The issue that after the upgrade EE features are not available is not solved. Probably the cluster is sill running CE, but somehow it reports EE.
@zoltan.zvara , Thanks for uploading logs, I checked the logs and I see that all of your indexes are still using forestdb storage which is why you are still facing the same crash issue. One of the step in upgrade process is to re-create indexes on new EE node. This is due to the fact that “storage mode of indexer nodes can not be changed if there is an existing index on that node.”
Which leads to upgrade process considerations - that changing the image from CE to EE is not sufficient to completely upgrade to EE. In nutshell you will need to
a) add (an extra) new EE node to cluster
b) re-create the indexes from one of the old nodes on this newly added EE node - so that indexes which get re-created on this node, will use new storage mode available to EE.

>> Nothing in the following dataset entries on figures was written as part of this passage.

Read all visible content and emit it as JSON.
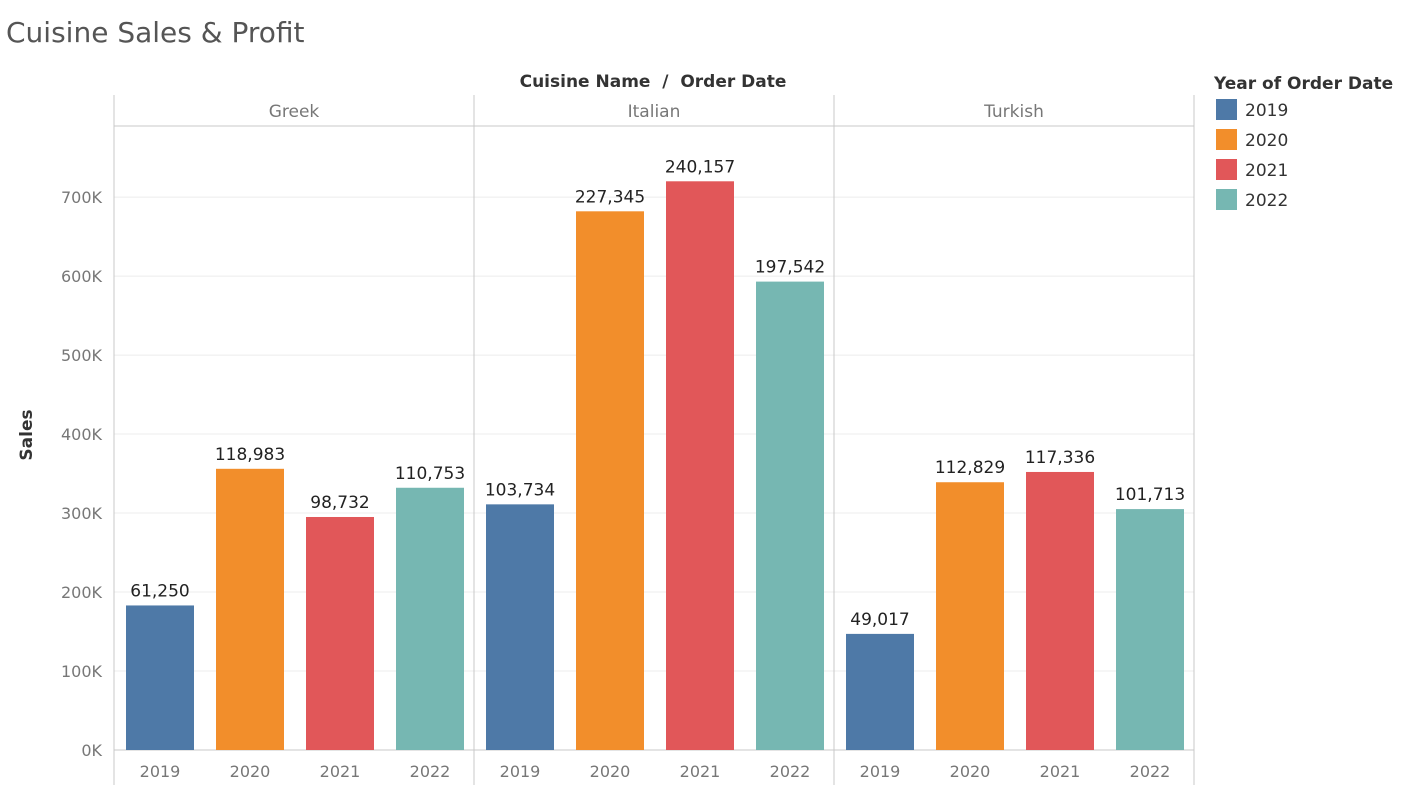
{
  "title": "Cuisine Sales & Profit",
  "chart_data": {
    "type": "bar",
    "title": "Cuisine Sales & Profit",
    "column_header": "Cuisine Name  /  Order Date",
    "ylabel": "Sales",
    "xlabel": "",
    "ylim": [
      0,
      790000
    ],
    "yticks": [
      0,
      100000,
      200000,
      300000,
      400000,
      500000,
      600000,
      700000
    ],
    "ytick_labels": [
      "0K",
      "100K",
      "200K",
      "300K",
      "400K",
      "500K",
      "600K",
      "700K"
    ],
    "grid": true,
    "legend_title": "Year of Order Date",
    "legend_position": "right",
    "panels": [
      "Greek",
      "Italian",
      "Turkish"
    ],
    "categories": [
      "2019",
      "2020",
      "2021",
      "2022"
    ],
    "colors": {
      "2019": "#4e79a7",
      "2020": "#f28e2b",
      "2021": "#e15759",
      "2022": "#76b7b2"
    },
    "bars": [
      {
        "panel": "Greek",
        "year": "2019",
        "value": 183000,
        "label": "61,250"
      },
      {
        "panel": "Greek",
        "year": "2020",
        "value": 356000,
        "label": "118,983"
      },
      {
        "panel": "Greek",
        "year": "2021",
        "value": 295000,
        "label": "98,732"
      },
      {
        "panel": "Greek",
        "year": "2022",
        "value": 332000,
        "label": "110,753"
      },
      {
        "panel": "Italian",
        "year": "2019",
        "value": 311000,
        "label": "103,734"
      },
      {
        "panel": "Italian",
        "year": "2020",
        "value": 682000,
        "label": "227,345"
      },
      {
        "panel": "Italian",
        "year": "2021",
        "value": 720000,
        "label": "240,157"
      },
      {
        "panel": "Italian",
        "year": "2022",
        "value": 593000,
        "label": "197,542"
      },
      {
        "panel": "Turkish",
        "year": "2019",
        "value": 147000,
        "label": "49,017"
      },
      {
        "panel": "Turkish",
        "year": "2020",
        "value": 339000,
        "label": "112,829"
      },
      {
        "panel": "Turkish",
        "year": "2021",
        "value": 352000,
        "label": "117,336"
      },
      {
        "panel": "Turkish",
        "year": "2022",
        "value": 305000,
        "label": "101,713"
      }
    ]
  }
}
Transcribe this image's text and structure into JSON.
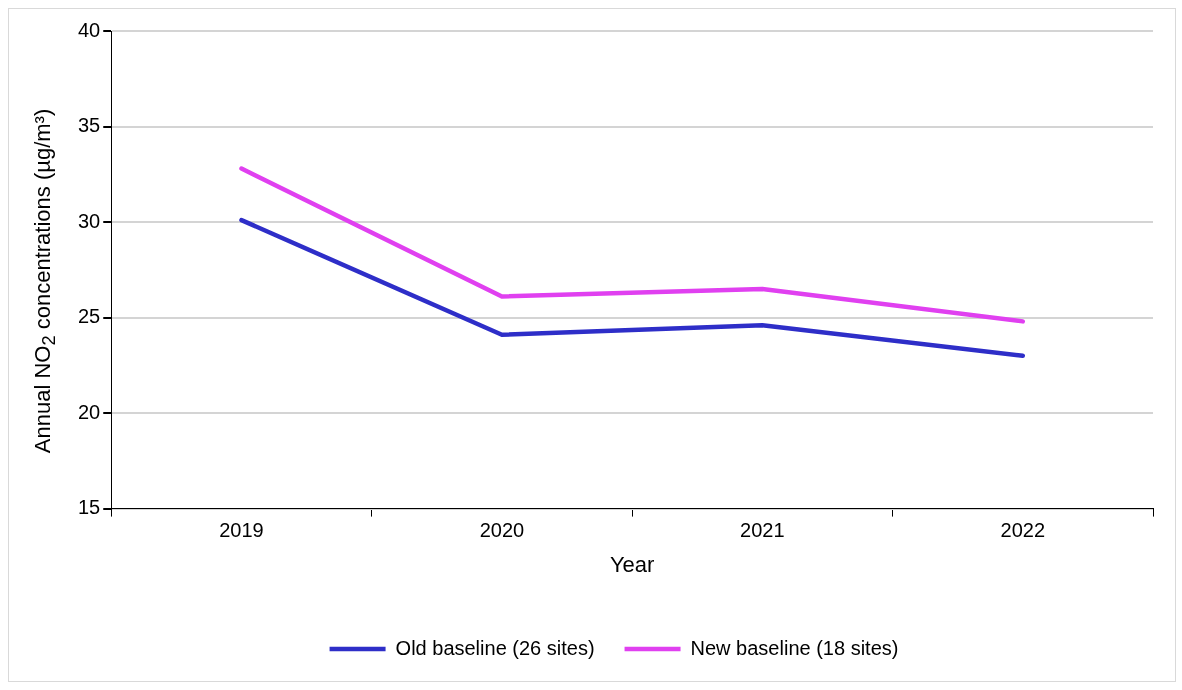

c) drop the indexes on old node
d) remove the old node from cluster
e) upgrade image on the old node from CE to EE (you may not need this as your nodes are already upgraded to EE)
e) add the upgraded node back to cluster.
f) Repeat the process for all remaining nodes.
This will ensure all of your indexes are migrated to new storage format available to EE as well as there will be no downtime as indexes are first migrated to EE node and then corresponding CE node is taken out of cluster - one node at a time.
The details on how to upgrade from CE to EE can be found at this blogpost Upgrading Couchbase Community Edition | The Couchbase Blog
Thanks, @yogendra.acharya that was very useful. Because we are a start-up project, we will continue using CE for now and upgrade to EE when the project grows up and scales. In order to be able to catch and mitigate errors, we will keep using CE in our development environment as well, for now.